The falloff in the stock of unauthorized immigrants has been driven mainly by a decrease in the number of new immigrants from Mexico, the single largest source of U.S. migrants. As the Pew Hispanic Center reported earlier this year, net immigration from Mexico to the United States has stopped and possibly reversed through 2010. At its peak in 2000, about 770,000 immigrants arrived annually from Mexico; the majority arrived illegally. By 2010, the inflow had dropped to about 140,000—a majority of whom arrived as legal immigrants, according to Pew Hispanic Center estimates.

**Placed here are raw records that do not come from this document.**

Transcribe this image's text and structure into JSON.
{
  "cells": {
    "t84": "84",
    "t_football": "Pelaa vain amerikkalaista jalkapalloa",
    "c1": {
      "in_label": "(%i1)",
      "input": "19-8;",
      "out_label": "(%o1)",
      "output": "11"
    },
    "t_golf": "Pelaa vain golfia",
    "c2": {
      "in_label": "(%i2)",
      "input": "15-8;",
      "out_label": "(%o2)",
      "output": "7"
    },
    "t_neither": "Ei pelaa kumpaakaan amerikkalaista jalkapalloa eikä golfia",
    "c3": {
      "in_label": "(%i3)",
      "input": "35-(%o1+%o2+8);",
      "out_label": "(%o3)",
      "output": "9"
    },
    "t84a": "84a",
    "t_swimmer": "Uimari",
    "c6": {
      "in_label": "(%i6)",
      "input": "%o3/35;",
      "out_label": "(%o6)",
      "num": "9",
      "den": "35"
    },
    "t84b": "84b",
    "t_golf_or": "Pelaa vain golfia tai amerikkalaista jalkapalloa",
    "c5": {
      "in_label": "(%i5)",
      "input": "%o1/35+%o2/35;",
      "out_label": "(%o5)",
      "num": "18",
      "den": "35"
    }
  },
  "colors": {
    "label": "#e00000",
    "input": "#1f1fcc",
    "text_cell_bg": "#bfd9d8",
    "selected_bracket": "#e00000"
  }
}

These Pew Hispanic Center estimates use data mainly from the Current Population Survey (CPS), a monthly survey of about 55,000 households conducted jointly by the Bureau of Labor Statistics and the Census Bureau. It is best known as a source for monthly employment statistics.
The Pew Hispanic Center estimates the unauthorized immigrant population using the “residual method,” a well-developed and widely accepted technique that is based on official government data. Under this methodology, a demographic estimate of the legal foreign-born population—naturalized citizens, legal permanent residents, temporary legal residents and refugees—is subtracted from the total foreign-born population. The remainder, or residual, is the source of population estimates and characteristics of unauthorized immigrants.
These data are very important from a policy perspective, as Congress prepares anew to consider immigration reform, and the main author of the report, Dr. Jeffrey Passel, discussed the results recently on NPR.